Il titolare del trattamento è tenuto ad attuare misure e garanzie appropriate, in particolare:
- minimizzazione dei dati;
- trasparenza verso gli interessati circa il trattamento dei loro dati personali;
- riconoscimento di un diritto incondizionato di opposizione che deve essere rispettato senza indebito ritardo e comunque entro un mese;
- misure per prevenire la divulgazione di dati personali da parte di sistemi o modelli di AI, compresi i dati personali utilizzati per il loro sviluppo.
Nei considerando si richiamano ulteriori fattori di bilanciamento, quali le ragionevoli aspettative degli interessati, le garanzie predisposte, le tecniche di tutela della privacy e i rischi di rigurgito o fuga di dati dai modelli.
Questa disposizione rappresenta un punto di equilibrio delicato: da un lato, fornisce agli sviluppatori di AI una base giuridica più chiara e prevedibile per il training e il deployment di modelli, riducendo l’incertezza che ha caratterizzato gli ultimi anni. Dall’altro, il riconoscimento di un diritto incondizionato di opposizione impone sfide tecniche rilevanti, richiedendo capacità di “machine unlearning” e tracciabilità dei dati utilizzati nel training.
La proposta tenta di non ostacolare sproporzionatamente l’innovazione, ma aumenta la pressione su accountability, misure tecniche effettive e controlli, soprattutto rispetto a dataset di addestramento opachi e ai rischi di memorizzazione nel modello.

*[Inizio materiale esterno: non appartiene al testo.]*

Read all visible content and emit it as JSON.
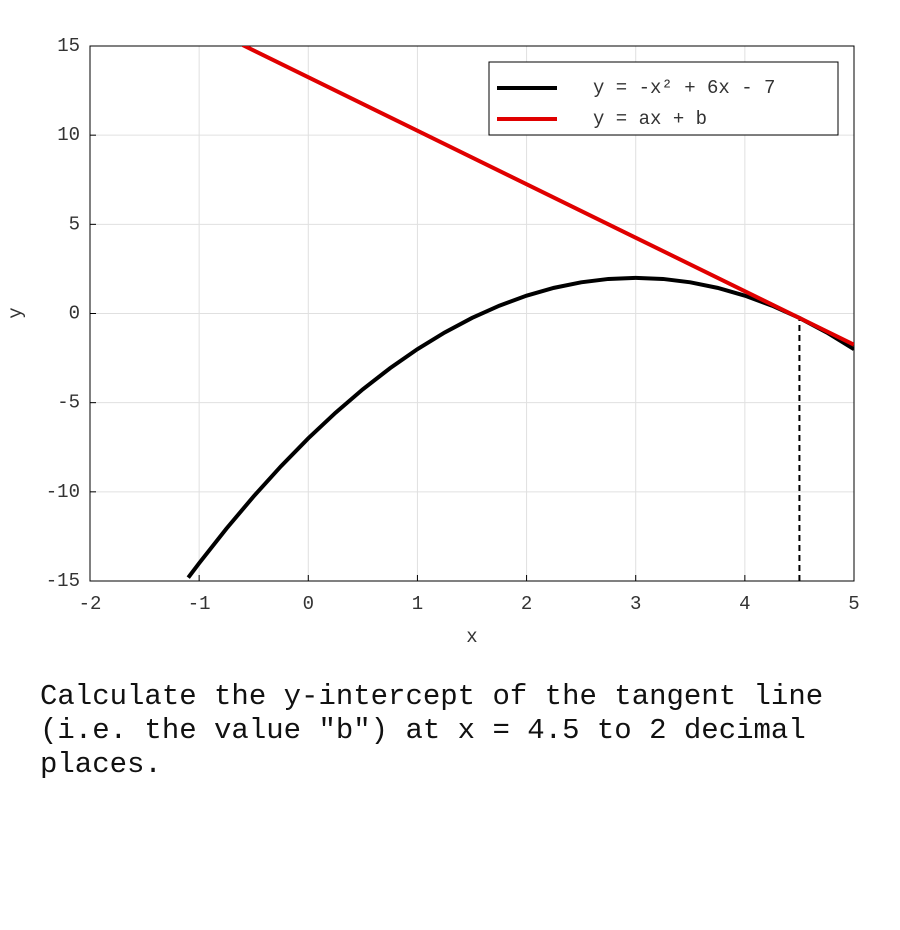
{
  "chart_data": {
    "type": "line",
    "xlabel": "x",
    "ylabel": "y",
    "xlim": [
      -2,
      5
    ],
    "xticks": [
      -2,
      -1,
      0,
      1,
      2,
      3,
      4,
      5
    ],
    "ylim": [
      -15,
      15
    ],
    "yticks": [
      -15,
      -10,
      -5,
      0,
      5,
      10,
      15
    ],
    "grid": true,
    "legend": "upper right",
    "series": [
      {
        "name": "y = -x² + 6x - 7",
        "color": "#000000",
        "x": [
          -1.1,
          -1,
          -0.75,
          -0.5,
          -0.25,
          0,
          0.25,
          0.5,
          0.75,
          1,
          1.25,
          1.5,
          1.75,
          2,
          2.25,
          2.5,
          2.75,
          3,
          3.25,
          3.5,
          3.75,
          4,
          4.25,
          4.5,
          4.75,
          5
        ],
        "values": [
          -14.81,
          -14,
          -12.0625,
          -10.25,
          -8.5625,
          -7,
          -5.5625,
          -4.25,
          -3.0625,
          -2,
          -1.0625,
          -0.25,
          0.4375,
          1,
          1.4375,
          1.75,
          1.9375,
          2,
          1.9375,
          1.75,
          1.4375,
          1,
          0.4375,
          -0.25,
          -1.0625,
          -2
        ]
      },
      {
        "name": "y = ax + b",
        "color": "#e00000",
        "x": [
          -0.6,
          5
        ],
        "values": [
          15.05,
          -1.75
        ]
      }
    ],
    "guide": {
      "x": 4.5,
      "y": -0.25
    }
  },
  "question": "Calculate the y-intercept of the tangent line (i.e. the value \"b\") at x = 4.5 to 2 decimal places."
}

Utilità dell’intervento e necessità di mantenere alta la protezione dei diritti
Nel disegno complessivo, l’intervento appare mirato a ridurre complessità e costi di conformità tramite modifiche dichiaratamente “tecniche” e chiarimenti, preservando obiettivi e livello di tutela dei diritti fondamentali.
La proposta segue la procedura legislativa ordinaria, il che significa che sarà esaminata dal Parlamento europeo e dal Consiglio dell’UE, con possibili emendamenti e negoziati in triloghi.

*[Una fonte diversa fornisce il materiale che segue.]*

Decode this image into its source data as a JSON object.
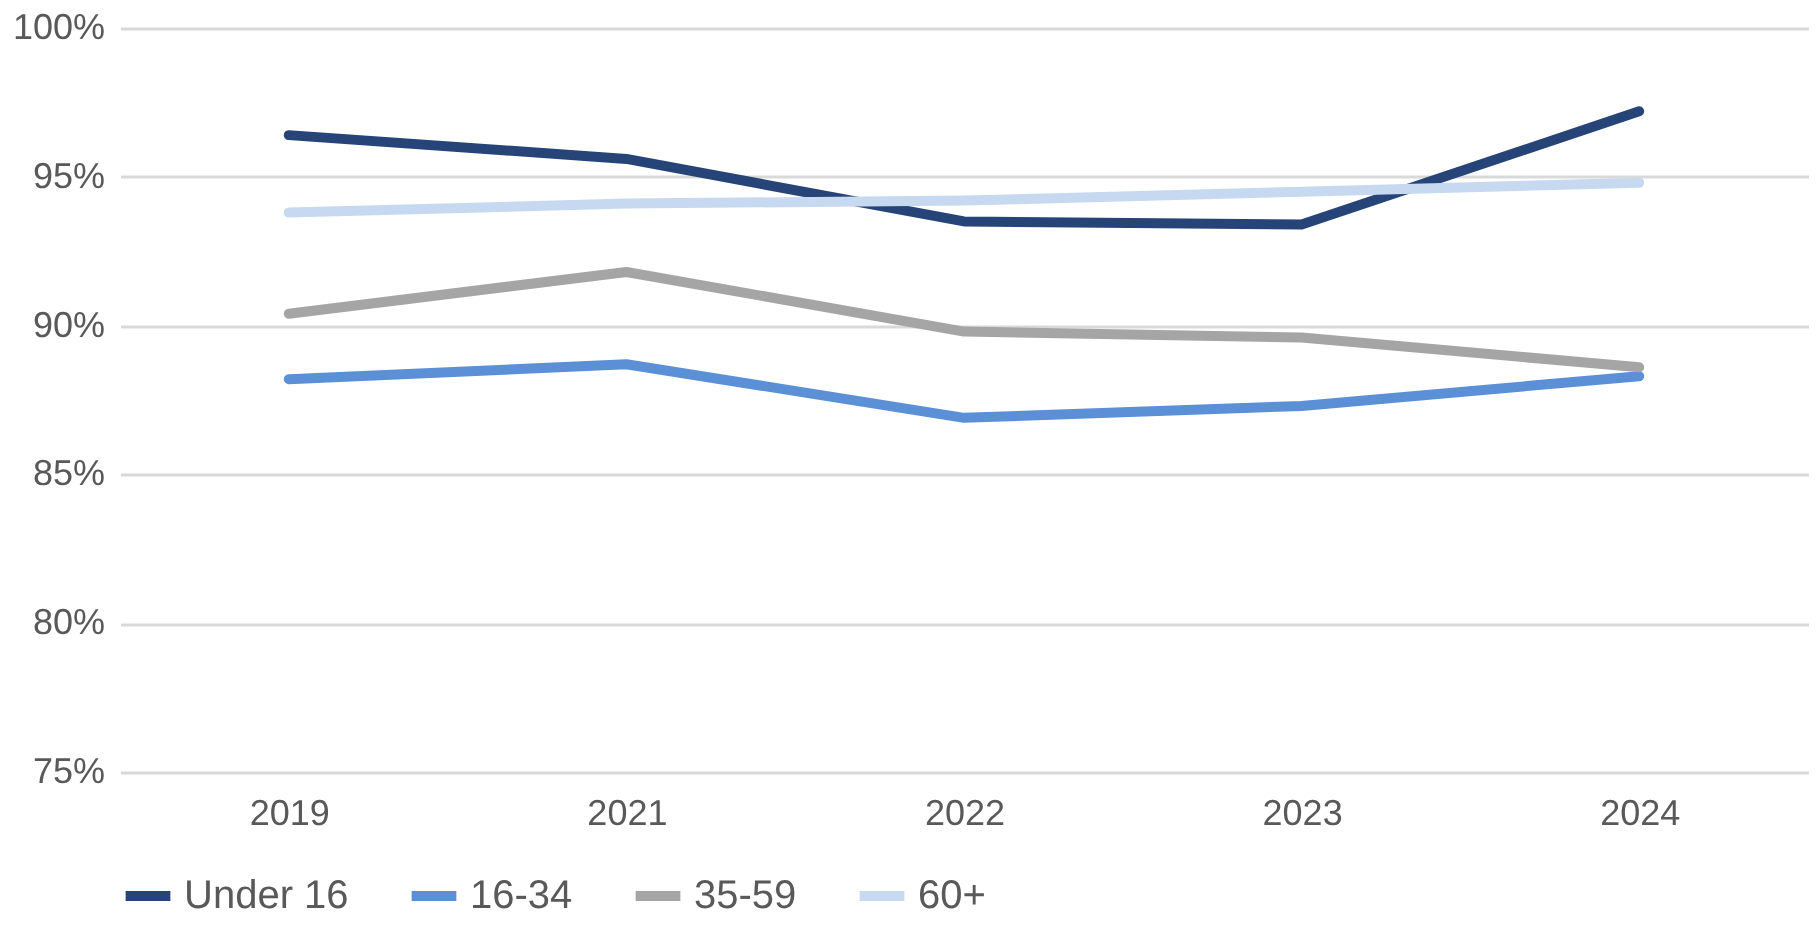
{
  "chart_data": {
    "type": "line",
    "categories": [
      "2019",
      "2021",
      "2022",
      "2023",
      "2024"
    ],
    "series": [
      {
        "name": "Under 16",
        "color": "#264478",
        "values": [
          96.4,
          95.6,
          93.5,
          93.4,
          97.2
        ]
      },
      {
        "name": "16-34",
        "color": "#5b8fd6",
        "values": [
          88.2,
          88.7,
          86.9,
          87.3,
          88.3
        ]
      },
      {
        "name": "35-59",
        "color": "#a5a5a5",
        "values": [
          90.4,
          91.8,
          89.8,
          89.6,
          88.6
        ]
      },
      {
        "name": "60+",
        "color": "#c6d9f1",
        "values": [
          93.8,
          94.1,
          94.2,
          94.5,
          94.8
        ]
      }
    ],
    "ylim": [
      75,
      100
    ],
    "yticks": [
      {
        "value": 75,
        "label": "75%"
      },
      {
        "value": 80,
        "label": "80%"
      },
      {
        "value": 85,
        "label": "85%"
      },
      {
        "value": 90,
        "label": "90%"
      },
      {
        "value": 95,
        "label": "95%"
      },
      {
        "value": 100,
        "label": "100%"
      }
    ],
    "grid": "y",
    "legend": "bottom",
    "marker": "none",
    "line_style": "solid"
  }
}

Particolarmente importante sarà il ruolo dell’European Data Protection Board, chiamato a esprimersi su molte delle disposizioni chiave e a elaborare le linee guida e i modelli comuni previsti dalla proposta.
La Commissione stima risparmi per almeno 1 miliardo di euro all’anno, più 1 miliardo di costi una tantum, per un totale di almeno 5 miliardi di euro entro il 2029, evidenziando anche benefici non quantificabili derivanti dalla semplificazione.

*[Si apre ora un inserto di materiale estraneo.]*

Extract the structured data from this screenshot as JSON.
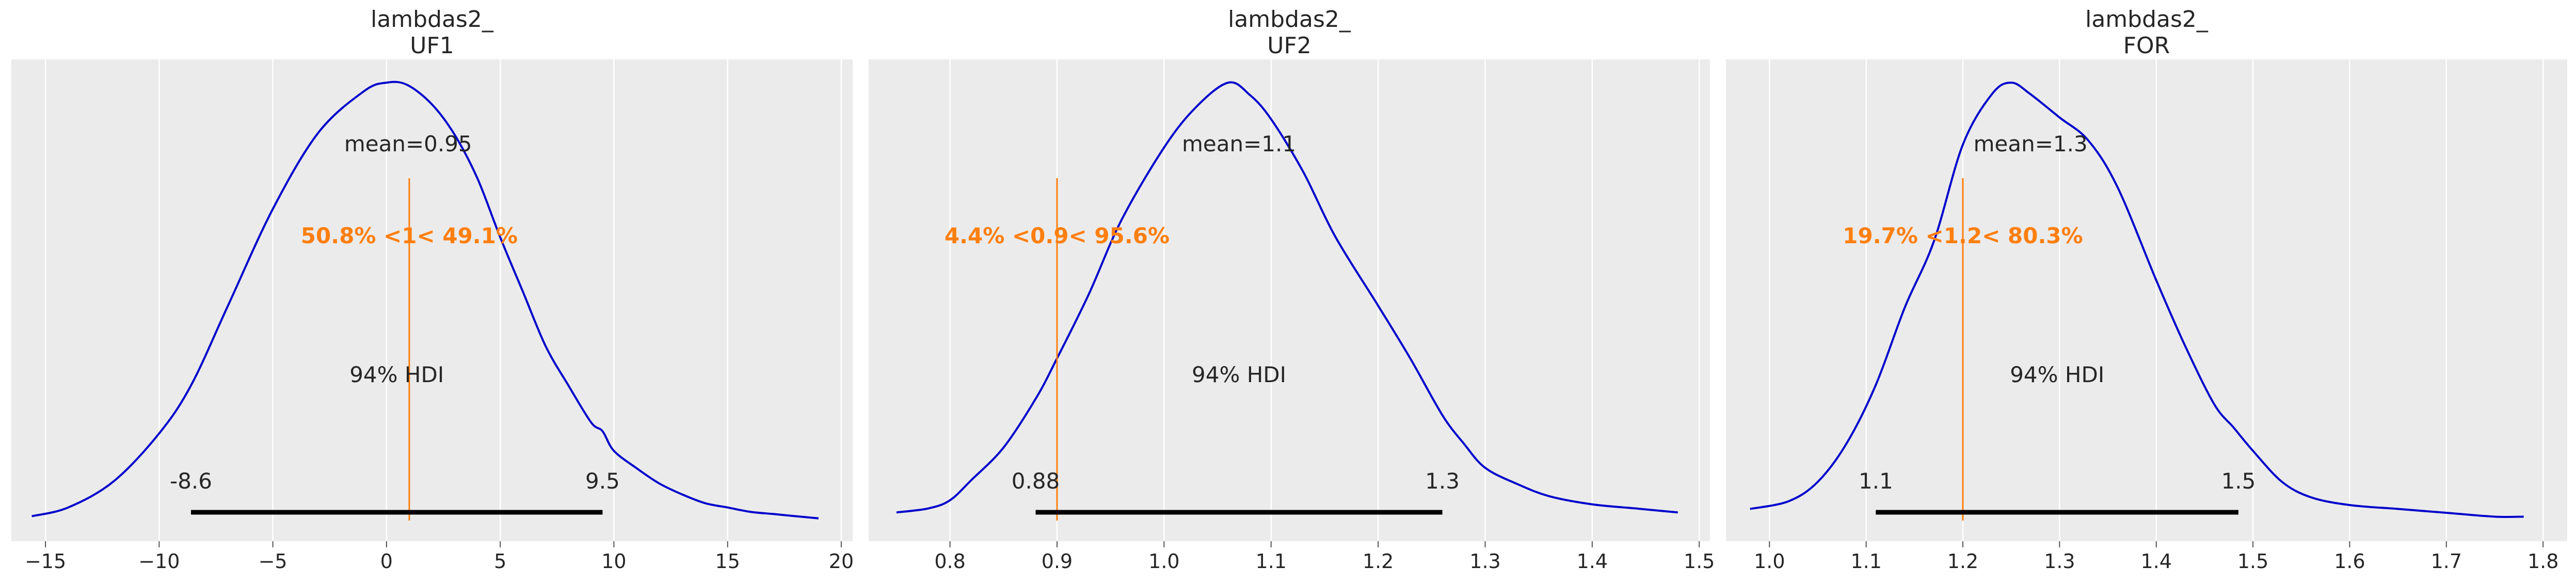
{
  "chart_data": [
    {
      "type": "area",
      "title_line1": "lambdas2_",
      "title_line2": "UF1",
      "xlim": [
        -16.5,
        20.5
      ],
      "xticks": [
        -15,
        -10,
        -5,
        0,
        5,
        10,
        15,
        20
      ],
      "xtick_labels": [
        "−15",
        "−10",
        "−5",
        "0",
        "5",
        "10",
        "15",
        "20"
      ],
      "density": {
        "x": [
          -15.6,
          -14,
          -12,
          -10,
          -8.6,
          -7,
          -5,
          -3,
          -1,
          0,
          0.9,
          2,
          3,
          4,
          5,
          6,
          7,
          8,
          9,
          9.5,
          10,
          11,
          12,
          13,
          14,
          15,
          16,
          17,
          18,
          19
        ],
        "y": [
          0.002,
          0.006,
          0.018,
          0.04,
          0.062,
          0.098,
          0.143,
          0.178,
          0.197,
          0.201,
          0.2,
          0.191,
          0.177,
          0.157,
          0.13,
          0.105,
          0.08,
          0.062,
          0.045,
          0.041,
          0.032,
          0.024,
          0.017,
          0.012,
          0.008,
          0.006,
          0.004,
          0.003,
          0.002,
          0.001
        ]
      },
      "mean_label": "mean=0.95",
      "mean": 0.95,
      "ref_val": 1,
      "ref_label": "50.8% <1< 49.1%",
      "hdi_label": "94% HDI",
      "hdi": [
        -8.6,
        9.5
      ],
      "hdi_low_label": "-8.6",
      "hdi_high_label": "9.5"
    },
    {
      "type": "area",
      "title_line1": "lambdas2_",
      "title_line2": "UF2",
      "xlim": [
        0.724,
        1.51
      ],
      "xticks": [
        0.8,
        0.9,
        1.0,
        1.1,
        1.2,
        1.3,
        1.4,
        1.5
      ],
      "xtick_labels": [
        "0.8",
        "0.9",
        "1.0",
        "1.1",
        "1.2",
        "1.3",
        "1.4",
        "1.5"
      ],
      "density": {
        "x": [
          0.75,
          0.78,
          0.8,
          0.82,
          0.85,
          0.88,
          0.9,
          0.93,
          0.96,
          1.0,
          1.03,
          1.06,
          1.08,
          1.1,
          1.13,
          1.16,
          1.2,
          1.23,
          1.26,
          1.28,
          1.3,
          1.33,
          1.36,
          1.4,
          1.44,
          1.48
        ],
        "y": [
          0.02,
          0.03,
          0.05,
          0.1,
          0.18,
          0.3,
          0.4,
          0.56,
          0.74,
          0.92,
          1.02,
          1.08,
          1.05,
          0.99,
          0.86,
          0.7,
          0.53,
          0.4,
          0.26,
          0.19,
          0.13,
          0.09,
          0.06,
          0.04,
          0.03,
          0.02
        ]
      },
      "mean_label": "mean=1.1",
      "mean": 1.07,
      "ref_val": 0.9,
      "ref_label": "4.4% <0.9< 95.6%",
      "hdi_label": "94% HDI",
      "hdi": [
        0.88,
        1.26
      ],
      "hdi_low_label": "0.88",
      "hdi_high_label": "1.3"
    },
    {
      "type": "area",
      "title_line1": "lambdas2_",
      "title_line2": "FOR",
      "xlim": [
        0.955,
        1.825
      ],
      "xticks": [
        1.0,
        1.1,
        1.2,
        1.3,
        1.4,
        1.5,
        1.6,
        1.7,
        1.8
      ],
      "xtick_labels": [
        "1.0",
        "1.1",
        "1.2",
        "1.3",
        "1.4",
        "1.5",
        "1.6",
        "1.7",
        "1.8"
      ],
      "density": {
        "x": [
          0.98,
          1.02,
          1.05,
          1.08,
          1.11,
          1.14,
          1.17,
          1.2,
          1.23,
          1.25,
          1.27,
          1.3,
          1.33,
          1.36,
          1.4,
          1.43,
          1.46,
          1.48,
          1.5,
          1.53,
          1.56,
          1.6,
          1.65,
          1.7,
          1.75,
          1.78
        ],
        "y": [
          0.03,
          0.05,
          0.1,
          0.2,
          0.35,
          0.55,
          0.72,
          0.97,
          1.1,
          1.13,
          1.1,
          1.04,
          0.98,
          0.86,
          0.62,
          0.45,
          0.3,
          0.24,
          0.18,
          0.1,
          0.06,
          0.04,
          0.03,
          0.02,
          0.01,
          0.01
        ]
      },
      "mean_label": "mean=1.3",
      "mean": 1.27,
      "ref_val": 1.2,
      "ref_label": "19.7% <1.2< 80.3%",
      "hdi_label": "94% HDI",
      "hdi": [
        1.11,
        1.485
      ],
      "hdi_low_label": "1.1",
      "hdi_high_label": "1.5"
    }
  ],
  "colors": {
    "background": "#ebebeb",
    "grid": "#ffffff",
    "density": "#0000cc",
    "reference": "#ff7f0e",
    "hdi": "#000000",
    "text": "#262626"
  }
}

Tuttavia, a chi scrive, almeno sui due aspetti su cui ci siamo fin qui concentrati, sembra che gli interventi costituiscano un importante chiarimento e modifica della normativa nella direzione di una maggiore utilizzabilità (e riutilizzabilità) dei dati personali, più che di veri e propri interventi di semplificazione.
Poiché, almeno su questi due aspetti, la normativa non arretra sotto il profilo dell’accountability, le aziende che vorranno beneficiare di queste “aperture” più che gestire semplificazioni avranno la possibilità di agire basandosi su regole più chiare e aperte ma non necessariamente meno “costose” da gestire in termini di governance e compliance.